Aug 09 21:14:11 bo-pmx-vmhost-3 systemd[1]: Started ceph-osd@12.service - Ceph object storage daemon osd.12.
Aug 09 21:14:12 bo-pmx-vmhost-3 ceph-osd[23536]: 2025-08-09T21:14:12.385+0100 752b3fc79680 -1 bluestore(/var/lib/ceph/osd/ceph-12) _minimal_open_bluefs /var/lib/ceph/osd/ceph-12/block.db symlink exists but target unusable: (13) Permission denied
Aug 09 21:14:15 bo-pmx-vmhost-3 ceph-osd[23536]: 2025-08-09T21:14:15.485+0100 752b3fc79680 -1 bluestore(/var/lib/ceph/osd/ceph-12) _minimal_open_bluefs /var/lib/ceph/osd/ceph-12/block.db symlink exists but target unusable: (13) Permission denied
Aug 09 21:14:15 bo-pmx-vmhost-3 ceph-osd[23536]: 2025-08-09T21:14:15.485+0100 752b3fc79680 -1 bluestore(/var/lib/ceph/osd/ceph-12) _open_db failed to prepare db environment:
Aug 09 21:14:15 bo-pmx-vmhost-3 ceph-osd[23536]: 2025-08-09T21:14:15.754+0100 752b3fc79680 -1 osd.12 0 OSD:init: unable to mount object store
Aug 09 21:14:15 bo-pmx-vmhost-3 ceph-osd[23536]: 2025-08-09T21:14:15.754+0100 752b3fc79680 -1  ** ERROR: osd init failed: (5) Input/output error
Aug 09 21:14:15 bo-pmx-vmhost-3 systemd[1]: ceph-osd@12.service: Main process exited, code=exited, status=1/FAILURE
Aug 09 21:14:15 bo-pmx-vmhost-3 systemd[1]: ceph-osd@12.service: Failed with result 'exit-code'.
Aug 09 21:14:25 bo-pmx-vmhost-3 systemd[1]: ceph-osd@12.service: Scheduled restart job, restart counter is at 1.
Aug 09 21:14:25 bo-pmx-vmhost-3 systemd[1]: Starting ceph-osd@12.service - Ceph object storage daemon osd.12...
Aug 09 21:14:25 bo-pmx-vmhost-3 systemd[1]: Started ceph-osd@12.service - Ceph object storage daemon osd.12.
Aug 09 21:14:26 bo-pmx-vmhost-3 ceph-osd[23759]: 2025-08-09T21:14:26.387+0100 77fad184f680 -1 bluestore(/var/lib/ceph/osd/ceph-12) _minimal_open_bluefs /var/lib/ceph/osd/ceph-12/block.db symlink exists but target unusable: (13) Permission denied
Aug 09 21:14:29 bo-pmx-vmhost-3 ceph-osd[23759]: 2025-08-09T21:14:29.707+0100 77fad184f680 -1 bluestore(/var/lib/ceph/osd/ceph-12) _minimal_open_bluefs /var/lib/ceph/osd/ceph-12/block.db symlink exists but target unusable: (13) Permission denied
Aug 09 21:14:29 bo-pmx-vmhost-3 ceph-osd[23759]: 2025-08-09T21:14:29.707+0100 77fad184f680 -1 bluestore(/var/lib/ceph/osd/ceph-12) _open_db failed to prepare db environment:
Aug 09 21:14:29 bo-pmx-vmhost-3 ceph-osd[23759]: 2025-08-09T21:14:29.977+0100 77fad184f680 -1 osd.12 0 OSD:init: unable to mount object store
Aug 09 21:14:29 bo-pmx-vmhost-3 ceph-osd[23759]: 2025-08-09T21:14:29.977+0100 77fad184f680 -1  ** ERROR: osd init failed: (5) Input/output error
Aug 09 21:14:29 bo-pmx-vmhost-3 systemd[1]: ceph-osd@12.service: Main process exited, code=exited, status=1/FAILURE
Aug 09 21:14:29 bo-pmx-vmhost-3 systemd[1]: ceph-osd@12.service: Failed with result 'exit-code'.

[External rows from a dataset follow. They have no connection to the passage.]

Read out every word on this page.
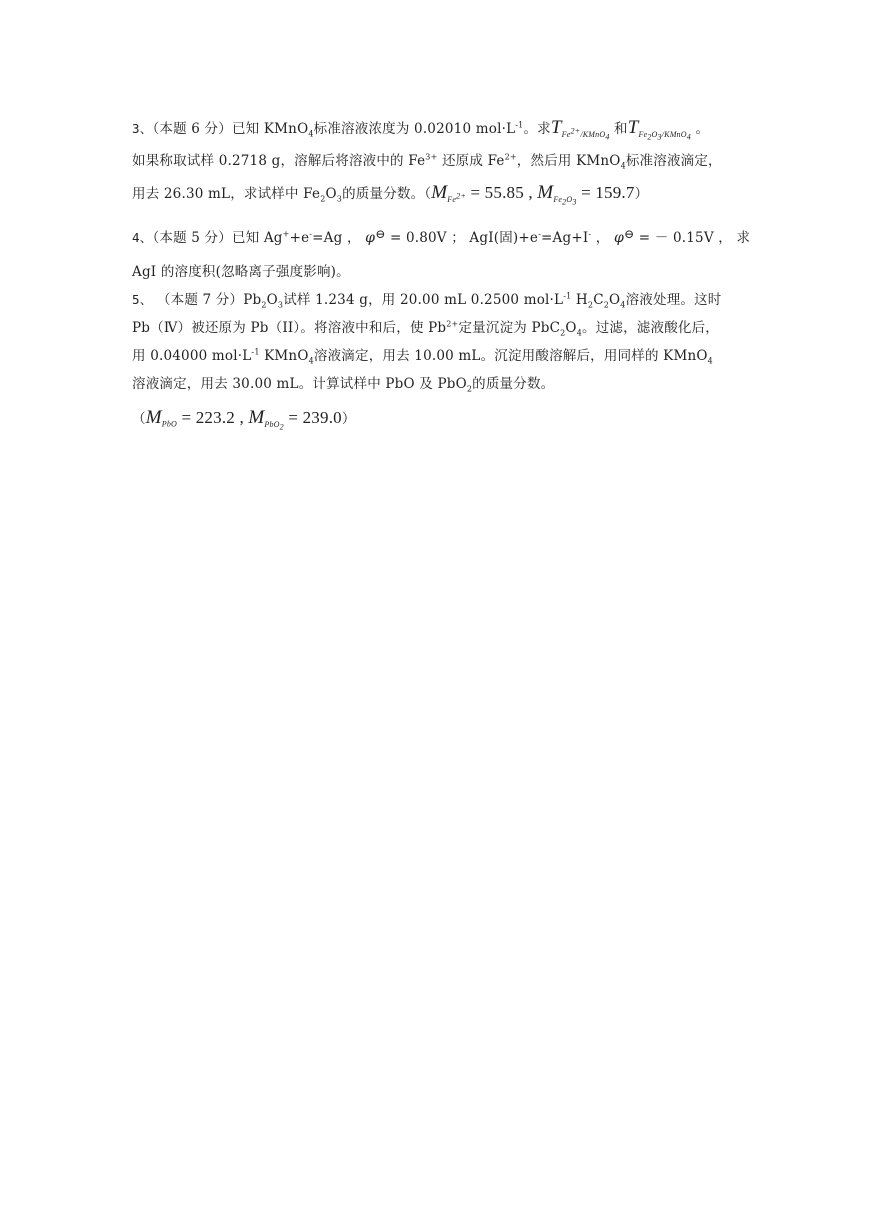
3、（本题 6 分）已知 KMnO$_4$标准溶液浓度为 0.02010 $mol\cdot L^{-1}$。求$T_{Fe^{2+}/KMnO_4}$ 和$T_{Fe_2O_3/KMnO_4}$ 。
如果称取试样 0.2718 g，溶解后将溶液中的 $Fe^{3+}$ 还原成 $Fe^{2+}$，然后用 KMnO$_4$标准溶液滴定，
用去 26.30 mL，求试样中 $Fe_2O_3$的质量分数。（$M_{Fe^{2+}} = 55.85$ , $M_{Fe_2O_3} = 159.7$）
4、（本题 5 分）已知 Ag++e-=Ag ， φ⊖ = 0.80V ； AgI(固)+e-=Ag+I- ， φ⊖ = － 0.15V ， 求
AgI 的溶度积(忽略离子强度影响)。
5、 （本题 7 分）$Pb_2O_3$试样 1.234 g，用 20.00 mL 0.2500 $mol\cdot L^{-1}$ $H_2C_2O_4$溶液处理。这时
Pb（Ⅳ）被还原为 Pb（II）。将溶液中和后，使 $Pb^{2+}$定量沉淀为 $PbC_2O_4$。过滤，滤液酸化后，
用 0.04000 $mol\cdot L^{-1}$ KMnO$_4$溶液滴定，用去 10.00 mL。沉淀用酸溶解后，用同样的 KMnO$_4$
溶液滴定，用去 30.00 mL。计算试样中 PbO 及 PbO$_2$的质量分数。
（$M_{PbO} = 223.2$ , $M_{PbO_2} = 239.0$）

So, it's the exact same issue as the original post, with node #1!

We can't do a reboot, or else, the entire OSDs disks must be destroyed and rebuilt, which is a very critical issue for a cluster...

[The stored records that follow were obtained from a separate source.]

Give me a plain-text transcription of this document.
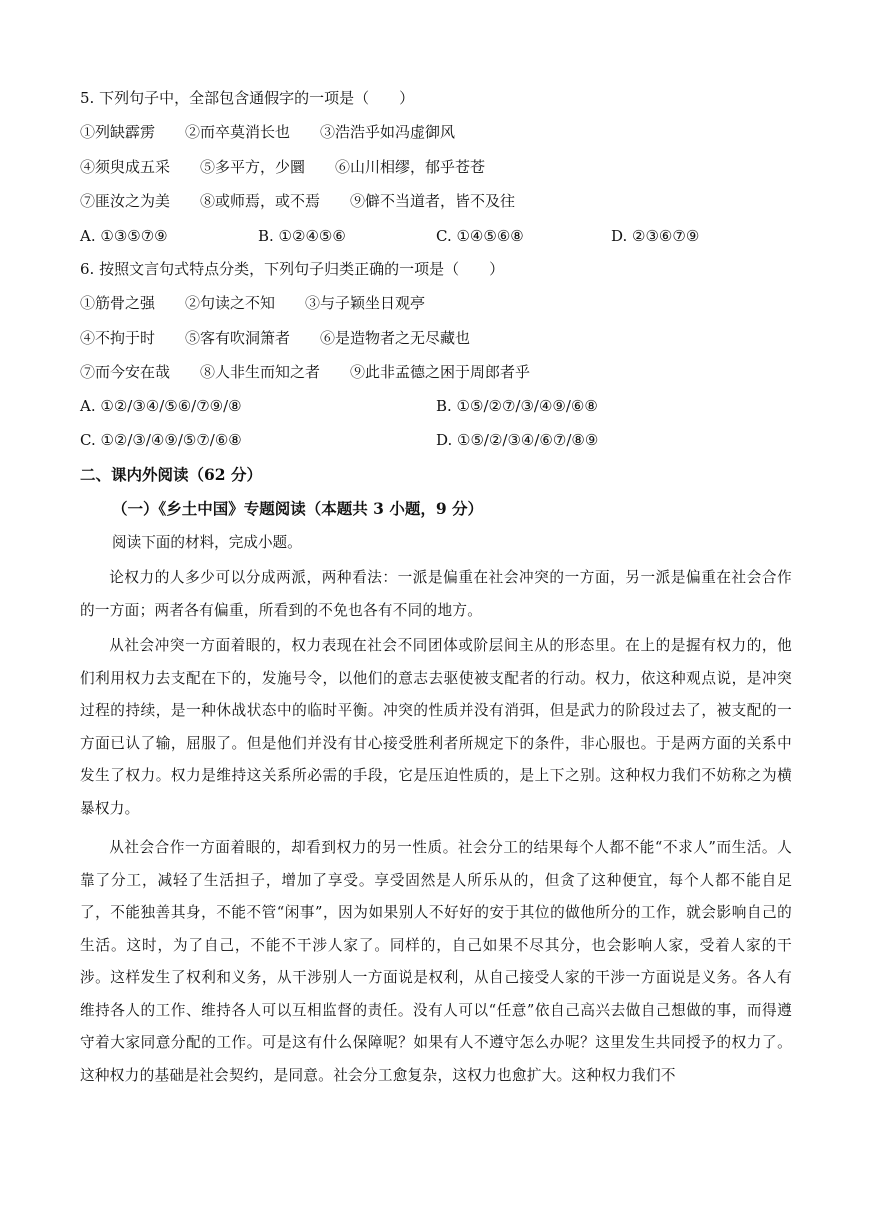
5. 下列句子中，全部包含通假字的一项是（　　）
①列缺霹雳　　②而卒莫消长也　　③浩浩乎如冯虚御风
④须臾成五采　　⑤多平方，少圜　　⑥山川相缪，郁乎苍苍
⑦匪汝之为美　　⑧或师焉，或不焉　　⑨僻不当道者，皆不及往
A. ①③⑤⑦⑨	B. ①②④⑤⑥	C. ①④⑤⑥⑧	D. ②③⑥⑦⑨
6. 按照文言句式特点分类，下列句子归类正确的一项是（　　）
①筋骨之强　　②句读之不知　　③与子颖坐日观亭
④不拘于时　　⑤客有吹洞箫者　　⑥是造物者之无尽藏也
⑦而今安在哉　　⑧人非生而知之者　　⑨此非孟德之困于周郎者乎
A. ①②/③④/⑤⑥/⑦⑨/⑧	B. ①⑤/②⑦/③/④⑨/⑥⑧
C. ①②/③/④⑨/⑤⑦/⑥⑧	D. ①⑤/②/③④/⑥⑦/⑧⑨
二、课内外阅读（62 分）
（一）《乡土中国》专题阅读（本题共 3 小题，9 分）
阅读下面的材料，完成小题。
论权力的人多少可以分成两派，两种看法：一派是偏重在社会冲突的一方面，另一派是偏重在社会合作的一方面；两者各有偏重，所看到的不免也各有不同的地方。
从社会冲突一方面着眼的，权力表现在社会不同团体或阶层间主从的形态里。在上的是握有权力的，他们利用权力去支配在下的，发施号令，以他们的意志去驱使被支配者的行动。权力，依这种观点说，是冲突过程的持续，是一种休战状态中的临时平衡。冲突的性质并没有消弭，但是武力的阶段过去了，被支配的一方面已认了输，屈服了。但是他们并没有甘心接受胜利者所规定下的条件，非心服也。于是两方面的关系中发生了权力。权力是维持这关系所必需的手段，它是压迫性质的，是上下之别。这种权力我们不妨称之为横暴权力。
从社会合作一方面着眼的，却看到权力的另一性质。社会分工的结果每个人都不能“不求人”而生活。人靠了分工，减轻了生活担子，增加了享受。享受固然是人所乐从的，但贪了这种便宜，每个人都不能自足了，不能独善其身，不能不管“闲事”，因为如果别人不好好的安于其位的做他所分的工作，就会影响自己的生活。这时，为了自己，不能不干涉人家了。同样的，自己如果不尽其分，也会影响人家，受着人家的干涉。这样发生了权利和义务，从干涉别人一方面说是权利，从自己接受人家的干涉一方面说是义务。各人有维持各人的工作、维持各人可以互相监督的责任。没有人可以“任意”依自己高兴去做自己想做的事，而得遵守着大家同意分配的工作。可是这有什么保障呢？如果有人不遵守怎么办呢？这里发生共同授予的权力了。这种权力的基础是社会契约，是同意。社会分工愈复杂，这权力也愈扩大。这种权力我们不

I suspect the issue might be:
  • Bug in Proxmox VE 9.0.3
  • Bug in the upgrade process from Proxmox 8 to 9
  • Bug in some mechanism of ceph
 
Ok...

So, I reinstalled in all 3 nodes Proxmox VE 8.4.8, with Ceph 19.2 (the same version as before), with the exact same configuration (network, cluster, names, ceph, etc).

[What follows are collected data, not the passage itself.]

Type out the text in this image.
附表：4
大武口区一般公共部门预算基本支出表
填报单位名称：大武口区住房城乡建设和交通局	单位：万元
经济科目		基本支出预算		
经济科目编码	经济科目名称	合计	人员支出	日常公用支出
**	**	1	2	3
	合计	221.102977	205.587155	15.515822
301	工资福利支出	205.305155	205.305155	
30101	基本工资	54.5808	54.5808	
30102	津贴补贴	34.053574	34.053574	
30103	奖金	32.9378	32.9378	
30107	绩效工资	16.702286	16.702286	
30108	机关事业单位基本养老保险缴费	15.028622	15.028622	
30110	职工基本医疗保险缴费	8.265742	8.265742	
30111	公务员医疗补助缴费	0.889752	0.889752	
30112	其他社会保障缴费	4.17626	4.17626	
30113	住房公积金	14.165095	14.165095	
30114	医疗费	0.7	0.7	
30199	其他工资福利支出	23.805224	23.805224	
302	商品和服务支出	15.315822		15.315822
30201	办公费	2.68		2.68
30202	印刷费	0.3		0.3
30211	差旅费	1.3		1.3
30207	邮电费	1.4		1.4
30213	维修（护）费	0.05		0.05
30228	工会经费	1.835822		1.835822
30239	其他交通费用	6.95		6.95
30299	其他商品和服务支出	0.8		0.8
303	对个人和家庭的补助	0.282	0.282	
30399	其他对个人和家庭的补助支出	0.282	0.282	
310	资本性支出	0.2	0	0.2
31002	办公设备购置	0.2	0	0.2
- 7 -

And the good news is that the issue doesn't happen in Proxmox VE 8.4.8!!
Each node reboots and Ceph recovers as expected, automatically, without any fuss! The OSD services all come up and sync without issue!

So this is clearly a bug, from 2 possibilities:
  • Bug in Proxmox VE 9.0.3
  • Bug in the upgrade process from Proxmox 8 to 9
So for those who are thinking on upgrading a Proxmox Cluster with Ceph, I recommend that you test it very well before you put it in production.

Proxmox VE 9 seams to need to mature and be more tested before it goes in Production, specially in clusters.

Anyone knows how can we report bugs for Proxmox 9?